As the world’s largest trade union federation, the ITUC’s primary mission is the “promotion and defence of workers’ rights and interests, through international cooperation between trade unions, global campaigning and advocacy within the major global institutions.” In working toward this mission, the ITUC advocated strongly for the adoption and ratification of ILO Convention 190 (C190) and Recommendation 206 (R206) to establish a set of global norms to end gender-based violence and harassment at work. They formally represented workers in the tripartite negotiation.
Since the adoption of C190 last year, ITUC has been supporting the work of unions calling for ratification in many countries including Nigeria, Uganda, Ghana, Egypt, Bangladesh, Italy, Ireland, Australia, and more.

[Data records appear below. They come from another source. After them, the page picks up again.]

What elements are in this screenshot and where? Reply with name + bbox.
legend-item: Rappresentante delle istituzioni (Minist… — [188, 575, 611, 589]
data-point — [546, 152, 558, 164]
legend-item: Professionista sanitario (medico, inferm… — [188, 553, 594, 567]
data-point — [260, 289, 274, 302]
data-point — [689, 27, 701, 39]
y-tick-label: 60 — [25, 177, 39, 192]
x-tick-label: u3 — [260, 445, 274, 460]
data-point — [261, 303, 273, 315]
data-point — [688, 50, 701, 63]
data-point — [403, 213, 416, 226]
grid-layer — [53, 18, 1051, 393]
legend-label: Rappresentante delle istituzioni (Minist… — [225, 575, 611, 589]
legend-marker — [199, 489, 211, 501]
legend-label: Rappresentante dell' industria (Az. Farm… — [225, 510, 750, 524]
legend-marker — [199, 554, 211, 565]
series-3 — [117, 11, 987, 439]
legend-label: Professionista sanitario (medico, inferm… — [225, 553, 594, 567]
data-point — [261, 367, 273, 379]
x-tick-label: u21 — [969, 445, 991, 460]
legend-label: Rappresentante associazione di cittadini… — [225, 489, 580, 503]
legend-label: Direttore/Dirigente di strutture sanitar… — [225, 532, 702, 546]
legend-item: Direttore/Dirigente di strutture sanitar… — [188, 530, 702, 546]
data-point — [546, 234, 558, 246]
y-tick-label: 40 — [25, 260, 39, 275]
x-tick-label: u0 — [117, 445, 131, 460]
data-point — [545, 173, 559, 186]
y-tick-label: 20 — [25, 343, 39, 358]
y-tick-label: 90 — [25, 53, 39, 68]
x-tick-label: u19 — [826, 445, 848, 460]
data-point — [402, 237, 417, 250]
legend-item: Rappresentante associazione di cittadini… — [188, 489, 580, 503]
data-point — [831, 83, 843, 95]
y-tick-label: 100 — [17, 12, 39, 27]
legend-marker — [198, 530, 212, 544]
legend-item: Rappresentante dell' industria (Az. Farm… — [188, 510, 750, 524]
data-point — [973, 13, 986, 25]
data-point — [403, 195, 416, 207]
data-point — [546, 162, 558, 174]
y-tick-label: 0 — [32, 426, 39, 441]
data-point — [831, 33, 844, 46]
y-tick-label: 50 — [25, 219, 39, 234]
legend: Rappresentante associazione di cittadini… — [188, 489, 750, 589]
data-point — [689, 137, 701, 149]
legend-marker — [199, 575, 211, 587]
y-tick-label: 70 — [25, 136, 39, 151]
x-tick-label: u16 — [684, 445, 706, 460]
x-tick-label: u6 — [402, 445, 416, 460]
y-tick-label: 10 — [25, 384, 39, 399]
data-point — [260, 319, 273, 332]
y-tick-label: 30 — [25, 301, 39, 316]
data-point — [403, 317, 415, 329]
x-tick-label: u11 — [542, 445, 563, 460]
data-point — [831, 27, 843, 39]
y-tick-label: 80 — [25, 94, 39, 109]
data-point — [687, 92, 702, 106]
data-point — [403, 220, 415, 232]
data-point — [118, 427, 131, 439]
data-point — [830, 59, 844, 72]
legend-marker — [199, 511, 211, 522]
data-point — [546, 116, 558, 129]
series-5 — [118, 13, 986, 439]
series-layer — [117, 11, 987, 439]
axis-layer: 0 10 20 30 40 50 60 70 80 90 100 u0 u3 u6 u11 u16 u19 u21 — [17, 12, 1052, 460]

ITUC cares about women’s rights and this year being the 25th anniversary of the adoption of the Beijing Platform for Action at the Fourth UN World Conference on Women in 1995, the ITUC also called upon governments to “take urgent action to fulfill the promise of the Beijing Declaration and Platform for Action for realizing gender equality and social justice.” The statement asked governments to ensure that all workers, including in the informal economy, are guaranteed access to social protection, to eliminate gender-based violence and harassment in the world of work, to promote women in leadership through a feminist approach to leadership, and more.
Union membership among women has increased over the years but unevenly, varying by sector and country. For example, in the garment sector of Bangladesh, “new kinds of unions are run by women,” says Nazma Akter, a union leader in Dhaka and the founder of Awaj Foundation, a labor rights organization that supports over 740,000 workers in the garment sector, which is made up primarily of women workers. According to the Economic Policy Institute, in the United States, women now make up 50% of union membership but only 20% of union leadership.
“Women are still unequal in the labor market,” ITUC General Secretary Sharan Burrow said in a video statement released on the occasion of International Women’s Day in 2020. “We need a transformative agenda for women—the capacity to manage work and family, the capacity to be secure in the knowledge that violence and harassment are indeed eliminated, or the protections are there should they arise.”
During the ongoing COVID-19 pandemic, the International Trade Union Confederation (ITUC) has been working to call attention to the heightened vulnerabilities of workers to oppressive government measures and employers’ efforts to restrict their organizing. ITUC’s 2020 Global Rights Index notes that worker’s rights violations are the highest in seven years, which underscores the current relevance of C190 and R206 in addition to other ILO conventions.